Sound Energy, a Mediterranean-focused oil and gas exploration company, confirmed it has a binding agreement to divest part of its Moroccan assets to Moroccan company Managem SA, Vox Market reported on Monday.
Under the deal, Sound Energy would sell its subsidiary, Sound Energy Morocco East (SEME), which holds a 55% interest in the Tendrara production concession and 47.5% in the Grand Tendrara and Anoual exploration permits.
Morocco’s Minister of Energy Transition granted approval for SEME to remain the operator of the Tendrara concession and permits after the transaction is concluded. Sound Energy’s shares rose 1.3% following the announcement.
The divestment deal initially announced in June 2024 is still subject to conditions, with updates expected soon.

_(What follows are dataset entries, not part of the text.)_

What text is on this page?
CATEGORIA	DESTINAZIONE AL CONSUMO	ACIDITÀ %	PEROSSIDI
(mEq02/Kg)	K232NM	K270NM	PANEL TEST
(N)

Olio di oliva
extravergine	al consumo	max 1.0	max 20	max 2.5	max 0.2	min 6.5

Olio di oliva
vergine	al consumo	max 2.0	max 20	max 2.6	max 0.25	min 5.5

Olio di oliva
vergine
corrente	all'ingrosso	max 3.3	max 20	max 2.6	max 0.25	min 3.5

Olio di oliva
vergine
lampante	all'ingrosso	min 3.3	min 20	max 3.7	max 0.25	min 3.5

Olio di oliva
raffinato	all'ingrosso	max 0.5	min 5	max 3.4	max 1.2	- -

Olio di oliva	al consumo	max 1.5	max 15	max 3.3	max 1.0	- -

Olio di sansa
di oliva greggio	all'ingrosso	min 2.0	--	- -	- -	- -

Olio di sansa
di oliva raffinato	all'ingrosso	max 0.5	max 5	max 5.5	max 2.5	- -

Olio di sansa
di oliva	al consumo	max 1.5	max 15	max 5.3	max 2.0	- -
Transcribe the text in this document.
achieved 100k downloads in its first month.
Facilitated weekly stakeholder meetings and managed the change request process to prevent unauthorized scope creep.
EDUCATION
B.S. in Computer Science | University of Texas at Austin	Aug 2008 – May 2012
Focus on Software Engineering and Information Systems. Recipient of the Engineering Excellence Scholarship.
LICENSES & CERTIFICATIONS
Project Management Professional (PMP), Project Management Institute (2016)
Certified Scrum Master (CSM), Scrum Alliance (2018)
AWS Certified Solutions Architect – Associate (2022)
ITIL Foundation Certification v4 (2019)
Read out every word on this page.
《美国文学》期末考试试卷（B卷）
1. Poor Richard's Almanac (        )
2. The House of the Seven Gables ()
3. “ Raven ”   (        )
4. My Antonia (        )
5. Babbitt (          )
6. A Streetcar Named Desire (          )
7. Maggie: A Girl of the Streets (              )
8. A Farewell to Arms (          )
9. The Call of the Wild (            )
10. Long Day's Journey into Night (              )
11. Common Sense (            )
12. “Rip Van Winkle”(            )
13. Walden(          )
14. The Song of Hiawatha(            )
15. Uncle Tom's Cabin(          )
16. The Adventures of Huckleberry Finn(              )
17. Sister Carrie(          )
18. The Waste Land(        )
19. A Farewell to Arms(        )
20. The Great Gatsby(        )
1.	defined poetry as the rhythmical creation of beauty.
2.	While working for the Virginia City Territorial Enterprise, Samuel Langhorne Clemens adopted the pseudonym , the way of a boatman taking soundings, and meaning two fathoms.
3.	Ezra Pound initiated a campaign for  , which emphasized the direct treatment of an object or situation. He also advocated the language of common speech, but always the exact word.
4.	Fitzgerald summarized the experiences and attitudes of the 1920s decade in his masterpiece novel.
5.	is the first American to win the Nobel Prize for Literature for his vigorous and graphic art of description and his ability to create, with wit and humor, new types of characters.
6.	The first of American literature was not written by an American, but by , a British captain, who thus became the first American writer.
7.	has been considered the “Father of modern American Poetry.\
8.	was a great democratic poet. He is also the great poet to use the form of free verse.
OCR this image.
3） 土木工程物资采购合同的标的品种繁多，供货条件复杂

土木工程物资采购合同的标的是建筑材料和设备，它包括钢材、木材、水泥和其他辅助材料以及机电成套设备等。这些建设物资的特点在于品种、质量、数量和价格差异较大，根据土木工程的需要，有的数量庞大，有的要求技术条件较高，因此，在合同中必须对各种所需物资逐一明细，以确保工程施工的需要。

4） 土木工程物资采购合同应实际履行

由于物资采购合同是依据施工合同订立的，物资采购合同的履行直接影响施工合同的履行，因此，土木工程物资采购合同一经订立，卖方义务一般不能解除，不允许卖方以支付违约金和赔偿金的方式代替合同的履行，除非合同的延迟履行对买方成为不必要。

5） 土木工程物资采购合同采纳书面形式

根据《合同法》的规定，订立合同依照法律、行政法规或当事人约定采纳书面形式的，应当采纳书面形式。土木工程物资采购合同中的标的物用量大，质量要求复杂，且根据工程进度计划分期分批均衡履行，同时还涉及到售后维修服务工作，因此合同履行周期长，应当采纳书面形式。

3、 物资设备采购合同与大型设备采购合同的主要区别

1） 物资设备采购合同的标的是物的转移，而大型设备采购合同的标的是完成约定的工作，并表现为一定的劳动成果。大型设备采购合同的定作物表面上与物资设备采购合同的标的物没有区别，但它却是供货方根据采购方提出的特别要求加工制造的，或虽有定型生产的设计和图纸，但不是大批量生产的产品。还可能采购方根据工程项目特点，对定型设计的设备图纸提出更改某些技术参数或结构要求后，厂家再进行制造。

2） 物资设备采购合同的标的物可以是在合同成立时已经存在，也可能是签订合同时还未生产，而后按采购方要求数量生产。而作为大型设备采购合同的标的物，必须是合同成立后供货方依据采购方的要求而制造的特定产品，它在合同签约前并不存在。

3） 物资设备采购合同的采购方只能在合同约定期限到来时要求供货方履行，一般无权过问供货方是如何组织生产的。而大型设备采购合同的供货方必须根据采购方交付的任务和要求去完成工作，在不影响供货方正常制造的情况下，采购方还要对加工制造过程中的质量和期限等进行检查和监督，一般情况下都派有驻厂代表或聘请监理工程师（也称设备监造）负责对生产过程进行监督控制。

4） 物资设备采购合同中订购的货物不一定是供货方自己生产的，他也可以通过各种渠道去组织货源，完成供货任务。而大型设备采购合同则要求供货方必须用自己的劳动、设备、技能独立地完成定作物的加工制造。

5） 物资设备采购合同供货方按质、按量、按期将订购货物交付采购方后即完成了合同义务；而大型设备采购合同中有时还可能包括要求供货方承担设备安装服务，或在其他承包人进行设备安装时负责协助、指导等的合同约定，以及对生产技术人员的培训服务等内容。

Morocco’s giant Managem bought another Sound Energy subsidiary, Sound Energy Morocco East Limited, in the Tendrara gas field in Eastern Morocco on June 14th, for 45.2 Mln dollars.
Meanwhile, Sound Energy’s interim results show progress on Phase 1 of the Tendrara Micro LNG project, with gas production expected in 2025.
Sound Energy will retain a 20% ownership in the Tendrara Production concession and a 27.5% working interest in both the Grand Tendrara Exploration Concession and the Anoual Exploration Permit.
Morocco imports the vast majority of its gas needs, estimated at 1 billion cubic meters (bcm), enough to power two small power stations.
Morocco’s gas demand is expected to climb to 8 billion cubic meters as the country strives to reduce its carbon footprint, according to the Ministry of Energy.